On one of his blackest nights, when he was working in a small club, Sam (name changed for obvious reasons), an employee he knew, burst in on him like a wild man, raving about how St. Jude had cured his wife of cancer. Danny asked him who this Jude was.

Sam explained that Jude was really Judas Thaddeus and that he was one of the apostles, but was called Jude because they didn’t want to confuse him with that other Judas.

Sam went on to say that his wife was given up at the hospital, but that he knelt down on the marble floor at midnight and stayed there until dawn, asking St. Jude to intercede with God for her.

Just when the sun came up, the doctor walked out, lifted Sam up, and said: “I don’t know whom you’re talking to, but thank him, because things are happening that I can’t understand. I’ve called all the doctors over to see it. Whatever cancer there was is no longer there.”

Before Sam left, he pressed a card into Danny’s hand. It was a prayer to St. Jude. “Ask him to help you, Danny,” Sam said. “He helps all the helpless and hopeless.”

Confused and happy for his friend, Danny put the card in his pocket.

The next night Danny was passing a church, and stopped in. When he put his hand in his pocket to get something for an offering, Danny felt the card.

He knelt and had a long, friendly chat with Jude, and asked him if he thought God wanted him to go on trying to be a comedian or to give it up and open a grocery store.

Danny then promised that if God showed him which way to take, he would build a shrine for St. Jude where the helpless and hopeless could come when they wanted to pray.

Not long after this, Danny got his first important job: one week, for $50, at a small Chicago night club. He stayed there for two years. For the first 26 weeks he got a $10 raise every two weeks. Then he was offered a half-interest in the place.

When Danny went to church to give thanks for all this, he sat down for a moment to think, and next to him on the seat was a little pamphlet. On it was a prayer to St. Jude.

Danny felt good and bad at the same time; bad, that he had forgotten all about his promise to St. Jude, and good, that Jude had reminded him so gently about it.

Danny came home and told me that being a partner in a night club was no way to build a shrine to Jude, and that he had decided that the shrine was going to be a different thing, a research hospital to find cures for children’s diseases.

I said he was a religious fanatic, and he said, “Honey, I love you, but this I must do.”
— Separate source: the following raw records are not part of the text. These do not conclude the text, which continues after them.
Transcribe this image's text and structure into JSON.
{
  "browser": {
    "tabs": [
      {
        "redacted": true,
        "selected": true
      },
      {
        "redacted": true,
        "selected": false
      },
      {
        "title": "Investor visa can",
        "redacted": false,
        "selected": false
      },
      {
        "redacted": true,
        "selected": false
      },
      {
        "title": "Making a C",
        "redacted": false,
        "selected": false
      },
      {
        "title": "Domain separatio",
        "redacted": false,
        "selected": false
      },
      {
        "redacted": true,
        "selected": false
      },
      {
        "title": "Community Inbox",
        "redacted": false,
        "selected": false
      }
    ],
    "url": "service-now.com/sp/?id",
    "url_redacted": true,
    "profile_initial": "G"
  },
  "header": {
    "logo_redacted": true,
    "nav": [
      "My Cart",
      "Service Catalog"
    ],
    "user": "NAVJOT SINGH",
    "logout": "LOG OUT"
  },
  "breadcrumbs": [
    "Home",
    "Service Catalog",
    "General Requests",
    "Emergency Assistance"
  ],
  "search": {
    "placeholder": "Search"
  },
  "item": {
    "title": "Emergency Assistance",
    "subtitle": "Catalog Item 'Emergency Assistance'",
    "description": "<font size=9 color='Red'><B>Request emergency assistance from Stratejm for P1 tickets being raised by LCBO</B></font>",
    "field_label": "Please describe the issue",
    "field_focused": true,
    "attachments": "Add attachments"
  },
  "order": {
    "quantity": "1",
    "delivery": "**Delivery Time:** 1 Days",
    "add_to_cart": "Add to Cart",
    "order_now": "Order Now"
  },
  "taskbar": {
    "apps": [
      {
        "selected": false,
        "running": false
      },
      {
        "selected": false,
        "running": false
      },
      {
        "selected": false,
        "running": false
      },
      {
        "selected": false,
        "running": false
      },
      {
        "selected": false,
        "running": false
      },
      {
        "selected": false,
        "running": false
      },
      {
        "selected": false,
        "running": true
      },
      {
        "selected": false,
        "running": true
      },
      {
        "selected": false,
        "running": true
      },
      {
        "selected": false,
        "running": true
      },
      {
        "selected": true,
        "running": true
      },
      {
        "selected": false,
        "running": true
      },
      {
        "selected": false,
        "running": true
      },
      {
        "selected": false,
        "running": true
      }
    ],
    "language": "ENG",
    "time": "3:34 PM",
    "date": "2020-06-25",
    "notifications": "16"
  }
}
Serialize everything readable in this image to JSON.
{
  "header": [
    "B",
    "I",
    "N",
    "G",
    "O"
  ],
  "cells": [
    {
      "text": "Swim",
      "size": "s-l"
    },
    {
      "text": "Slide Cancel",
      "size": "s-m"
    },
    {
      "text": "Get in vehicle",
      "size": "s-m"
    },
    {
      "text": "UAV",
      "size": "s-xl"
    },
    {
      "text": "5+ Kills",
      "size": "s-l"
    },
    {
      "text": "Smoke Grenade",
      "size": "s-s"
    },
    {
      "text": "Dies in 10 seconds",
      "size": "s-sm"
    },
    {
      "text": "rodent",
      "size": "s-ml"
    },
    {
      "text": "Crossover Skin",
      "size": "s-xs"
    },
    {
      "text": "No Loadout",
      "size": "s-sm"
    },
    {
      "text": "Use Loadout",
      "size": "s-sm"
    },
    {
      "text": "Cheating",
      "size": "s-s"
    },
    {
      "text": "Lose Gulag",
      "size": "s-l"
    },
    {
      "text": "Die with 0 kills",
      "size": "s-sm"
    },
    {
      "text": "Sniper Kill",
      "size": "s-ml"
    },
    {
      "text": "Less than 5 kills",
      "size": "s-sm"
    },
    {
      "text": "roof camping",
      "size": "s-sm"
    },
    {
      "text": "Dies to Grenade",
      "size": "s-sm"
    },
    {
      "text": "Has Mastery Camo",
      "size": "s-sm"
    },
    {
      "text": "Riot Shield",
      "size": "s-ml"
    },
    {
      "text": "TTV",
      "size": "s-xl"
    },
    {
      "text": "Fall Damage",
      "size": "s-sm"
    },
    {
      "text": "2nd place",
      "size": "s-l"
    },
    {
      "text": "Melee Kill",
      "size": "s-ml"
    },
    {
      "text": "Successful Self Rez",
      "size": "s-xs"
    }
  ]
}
It wasn’t long after this decision that Danny found his real place in the entertainment business; first in movies, then in television. Meanwhile he never quit on his promise.

After talking to the experts, he learned that one of the most practical locations for the shrine was in Memphis, Tennessee, next to the State University, because the medical college had the largest student body in the country and one of the best faculties.

He also learned that it would cost $2,000,000 just to build the hospital, not to mention maintaining it.

It took Danny over ten years to get most of it; by his own contributions, through endless benefits he played, and by raising it among all the Arabic-speaking people in America.

These people are of all faiths—Catholic, Protestant, Jewish, and Moslem—and they represent all walks of life, from plumbers to psychiatrists. But I believe it was the first time they had ever done something together, as an ethnic group, here in America.

On November 2, 1958, in Memphis, Tennessee, Danny dug up a spadeful of earth to break ground for the St. Jude Hospital Foundation. One friend has called it: “Danny’s house of thanks.” It will soon be open. The labs are already busy researching leukemia.

Part of that first spadeful of earth is encased in a jar in our living room. And Danny still carries in his pocket the thumb-worn card with the prayer to St. Jude on it.